= Ericson fluctuations =

Ericson fluctuations constitute one of the most characteristic features of quantum chaotic scattering in the regime of strongly overlapping resonances such as a compound nucleus. These fluctuations were predicted in 1960 by Torleif Ericson in two seminal articles, further developed in 1963, based on the same statistical assumptions as those used by E. Wigner, C. E. Porter and R. G. Thomas to describe generic properties of resonances in long-lived compound nuclear systems. In the present case the fluctuations occur in the "continuum" regime for which a large number of such resonances overlap coherently, owing to the short lifetime of the compound nucleus. At the time it was believed that this would lead to a structure-less behavior. Ericson realized that the opposite was the case with strong, random fluctuations.

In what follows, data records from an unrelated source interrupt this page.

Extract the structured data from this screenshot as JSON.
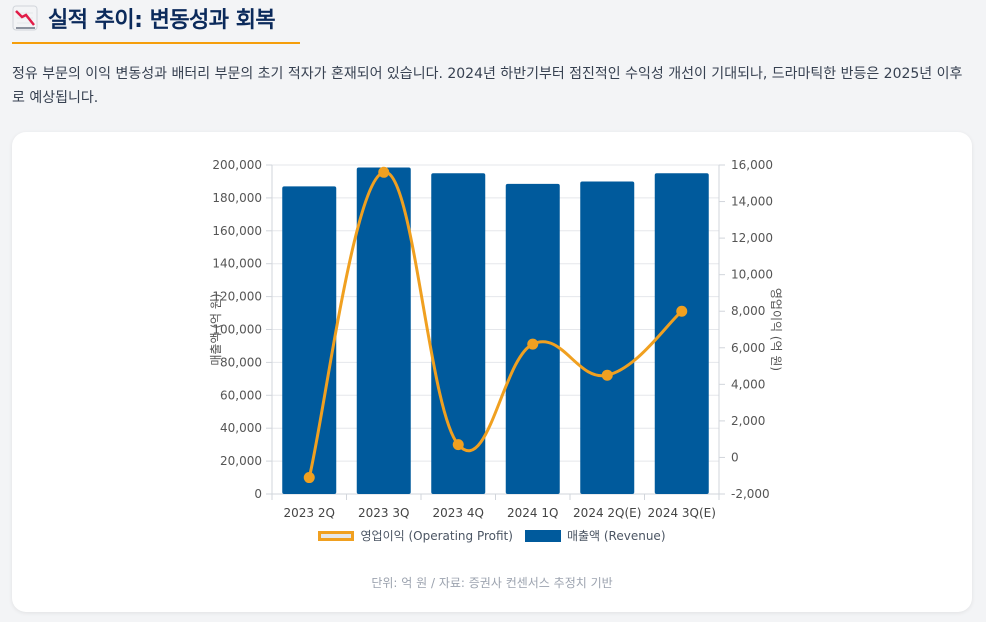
{
  "header": {
    "title": "실적 추이: 변동성과 회복",
    "icon": "chart-decreasing-icon"
  },
  "description": "정유 부문의 이익 변동성과 배터리 부문의 초기 적자가 혼재되어 있습니다. 2024년 하반기부터 점진적인 수익성 개선이 기대되나, 드라마틱한 반등은 2025년 이후로 예상됩니다.",
  "chart_data": {
    "type": "bar",
    "categories": [
      "2023 2Q",
      "2023 3Q",
      "2023 4Q",
      "2024 1Q",
      "2024 2Q(E)",
      "2024 3Q(E)"
    ],
    "series": [
      {
        "name": "매출액 (Revenue)",
        "type": "bar",
        "axis": "left",
        "color": "#005a9c",
        "values": [
          187000,
          198500,
          195000,
          188500,
          190000,
          195000
        ]
      },
      {
        "name": "영업이익 (Operating Profit)",
        "type": "line",
        "axis": "right",
        "color": "#f0a020",
        "values": [
          -1100,
          15600,
          700,
          6200,
          4500,
          8000
        ]
      }
    ],
    "ylabel": "매출액 (억 원)",
    "y2label": "영업이익 (억 원)",
    "ylim": [
      0,
      200000
    ],
    "y2lim": [
      -2000,
      16000
    ],
    "yticks": [
      "0",
      "20,000",
      "40,000",
      "60,000",
      "80,000",
      "100,000",
      "120,000",
      "140,000",
      "160,000",
      "180,000",
      "200,000"
    ],
    "y2ticks": [
      "-2,000",
      "0",
      "2,000",
      "4,000",
      "6,000",
      "8,000",
      "10,000",
      "12,000",
      "14,000",
      "16,000"
    ]
  },
  "legend": {
    "line_label": "영업이익 (Operating Profit)",
    "bar_label": "매출액 (Revenue)"
  },
  "source": "단위: 억 원 / 자료: 증권사 컨센서스 추정치 기반"
}
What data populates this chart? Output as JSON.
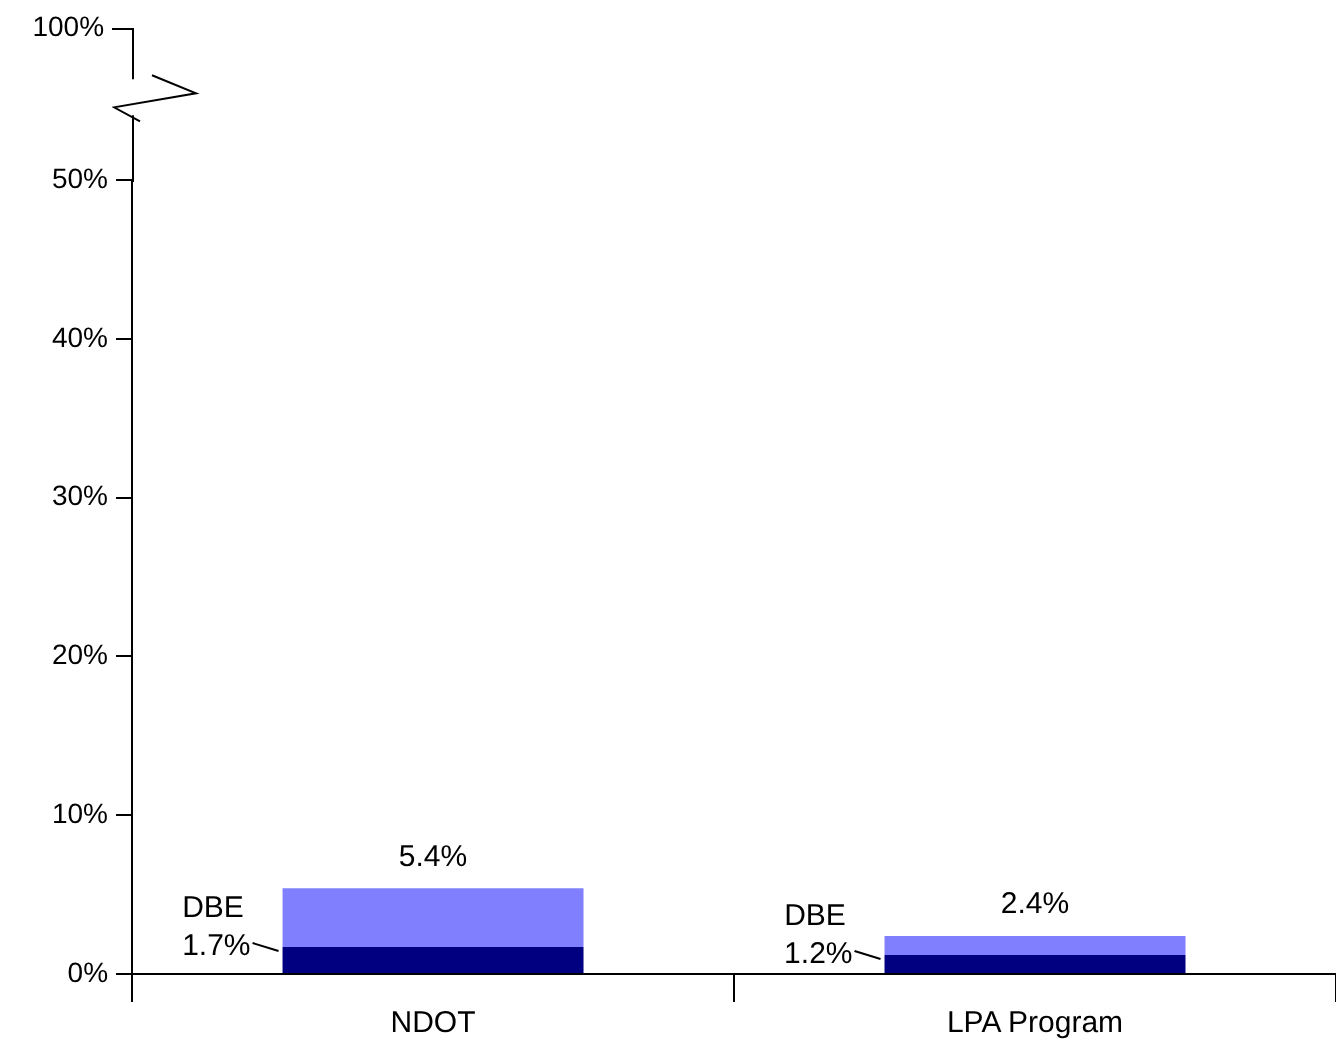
{
  "chart_data": {
    "type": "bar",
    "stacked": true,
    "categories": [
      "NDOT",
      "LPA Program"
    ],
    "series": [
      {
        "color": "#000080",
        "values": [
          1.7,
          1.2
        ],
        "value_labels": [
          "DBE\n1.7%",
          "DBE\n1.2%"
        ]
      },
      {
        "color": "#8080ff",
        "values": [
          3.7,
          1.2
        ]
      }
    ],
    "totals": [
      "5.4%",
      "2.4%"
    ],
    "ylim": [
      0,
      50
    ],
    "yticks": [
      {
        "value": 0,
        "label": "0%"
      },
      {
        "value": 10,
        "label": "10%"
      },
      {
        "value": 20,
        "label": "20%"
      },
      {
        "value": 30,
        "label": "30%"
      },
      {
        "value": 40,
        "label": "40%"
      },
      {
        "value": 50,
        "label": "50%"
      }
    ],
    "annotations": [
      "100%"
    ],
    "grid": false,
    "legend": false
  }
}
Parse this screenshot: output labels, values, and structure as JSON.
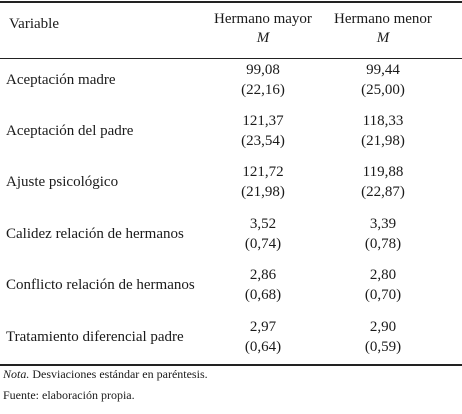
{
  "header": {
    "variable": "Variable",
    "col1_title": "Hermano mayor",
    "col1_sub": "M",
    "col2_title": "Hermano menor",
    "col2_sub": "M"
  },
  "rows": [
    {
      "label": "Aceptación madre",
      "c1_mean": "99,08",
      "c1_sd": "(22,16)",
      "c2_mean": "99,44",
      "c2_sd": "(25,00)"
    },
    {
      "label": "Aceptación del padre",
      "c1_mean": "121,37",
      "c1_sd": "(23,54)",
      "c2_mean": "118,33",
      "c2_sd": "(21,98)"
    },
    {
      "label": "Ajuste psicológico",
      "c1_mean": "121,72",
      "c1_sd": "(21,98)",
      "c2_mean": "119,88",
      "c2_sd": "(22,87)"
    },
    {
      "label": "Calidez relación de hermanos",
      "c1_mean": "3,52",
      "c1_sd": "(0,74)",
      "c2_mean": "3,39",
      "c2_sd": "(0,78)"
    },
    {
      "label": "Conflicto relación de hermanos",
      "c1_mean": "2,86",
      "c1_sd": "(0,68)",
      "c2_mean": "2,80",
      "c2_sd": "(0,70)"
    },
    {
      "label": "Tratamiento diferencial padre",
      "c1_mean": "2,97",
      "c1_sd": "(0,64)",
      "c2_mean": "2,90",
      "c2_sd": "(0,59)"
    }
  ],
  "notes": {
    "nota_label": "Nota.",
    "nota_text": " Desviaciones estándar en paréntesis.",
    "fuente": "Fuente: elaboración propia."
  }
}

The Ericson fluctuations were first observed in 1964 by P. Von Brentano et al. in nuclear physics giving rise to a vigorous theoretical and experimental programme. They have the curious feature of being both reproducible and random at the same time. The fluctuations are universal and have later been observed in many other areas such as photoionization of hydrogen, uni-molecular dissociation (physical chemistry), perturbed atomic and molecular systems and micro wave billiards.

Present theoretical descriptions of chaotic quantum scattering confirm the predicted properties of the Ericson fluctuations. The universality of the Ericson fluctuations are thus very well established.